Buffett Institute launches Global Poverty Research Lab

Ally Mauch, Assistant Campus Editor

Northwestern’s Buffett Institute for Global Studies launched a research lab aimed at using “empirical evidence to address the challenges of overcoming poverty and to improve well-being in the developing world,” according to a Thursday news release.

The Global Poverty Research Lab’s founders, Kellogg Prof. Dean Karlan and economics Prof. Chris Udry, both study development economics.

“There’s a lot of energy and a commitment from the top to be a leader in development,” Karlan said in the release. “The Buffett Institute is a manifestation of that energy. We’re hoping this (lab) will be an inflection point for us, to be able to do work at a much bigger and better scale.”

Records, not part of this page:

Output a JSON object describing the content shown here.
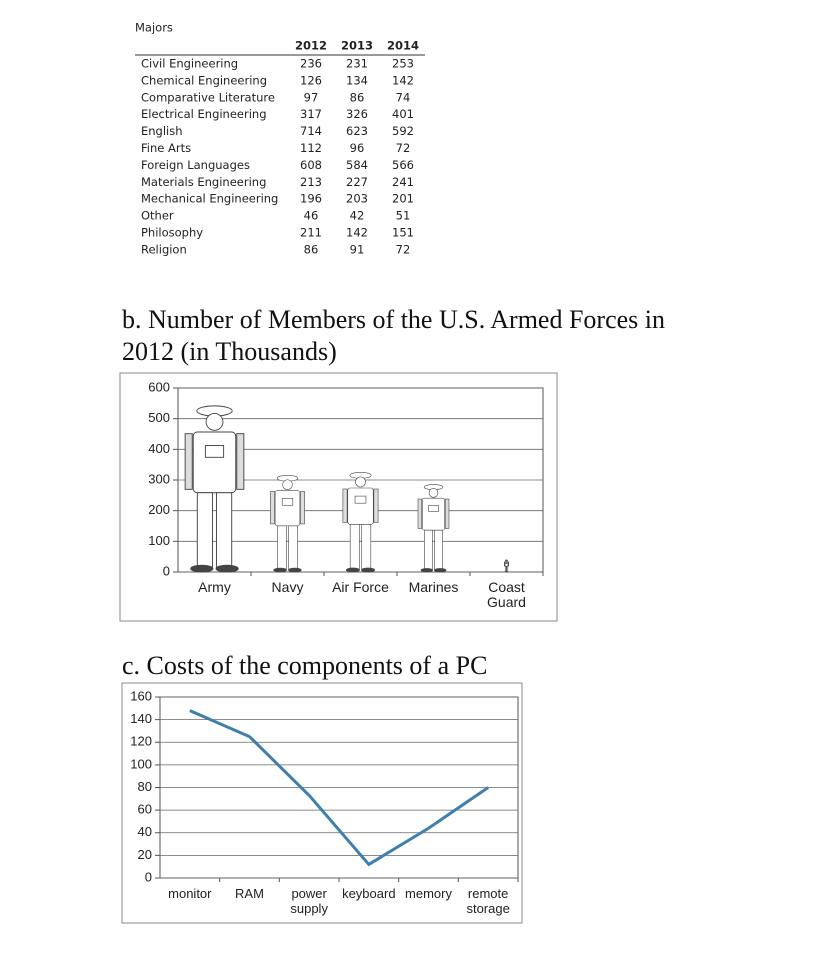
{
  "table": {
    "title": "Majors",
    "columns": [
      "2012",
      "2013",
      "2014"
    ],
    "rows": [
      [
        "Civil Engineering",
        236,
        231,
        253
      ],
      [
        "Chemical Engineering",
        126,
        134,
        142
      ],
      [
        "Comparative Literature",
        97,
        86,
        74
      ],
      [
        "Electrical Engineering",
        317,
        326,
        401
      ],
      [
        "English",
        714,
        623,
        592
      ],
      [
        "Fine Arts",
        112,
        96,
        72
      ],
      [
        "Foreign Languages",
        608,
        584,
        566
      ],
      [
        "Materials Engineering",
        213,
        227,
        241
      ],
      [
        "Mechanical Engineering",
        196,
        203,
        201
      ],
      [
        "Other",
        46,
        42,
        51
      ],
      [
        "Philosophy",
        211,
        142,
        151
      ],
      [
        "Religion",
        86,
        91,
        72
      ]
    ]
  },
  "chart_data": [
    {
      "type": "pictograph",
      "title": "b. Number of Members of the U.S. Armed Forces in 2012 (in Thousands)",
      "categories": [
        "Army",
        "Navy",
        "Air Force",
        "Marines",
        "Coast Guard"
      ],
      "values": [
        550,
        320,
        330,
        290,
        40
      ],
      "color": "#444444",
      "ylim": [
        0,
        600
      ],
      "yticks": [
        0,
        100,
        200,
        300,
        400,
        500,
        600
      ],
      "grid": true
    },
    {
      "type": "line",
      "title": "c. Costs of the components of a PC",
      "categories": [
        "monitor",
        "RAM",
        "power supply",
        "keyboard",
        "memory",
        "remote storage"
      ],
      "values": [
        148,
        125,
        73,
        12,
        44,
        80
      ],
      "color": "#3f7fae",
      "ylim": [
        0,
        160
      ],
      "yticks": [
        0,
        20,
        40,
        60,
        80,
        100,
        120,
        140,
        160
      ],
      "grid": true
    }
  ]
}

The lab will research geographic and sectoral “clusters,” the release said, and will feature specific countries or topics, such as financial inclusion and social protection. Initial research will focus on the Philippines and Ghana, according to the release.

The lab will work closely with Innovations for Poverty Action, a nonprofit organization founded by Karlan that “discovers and promotes effective solutions to global poverty problems.”

NU undergraduate and graduate students will be able to work in the lab as assistants to conduct field research and develop “competencies to become full-time contributors to the lab’s work after graduation,” according to the release.

“The creation of the lab marks a new era in the Buffett Institute’s commitment to social science research on tough global issues and implications for policy,” Bruce Carruthers, director of the Buffett Institute, said in the release.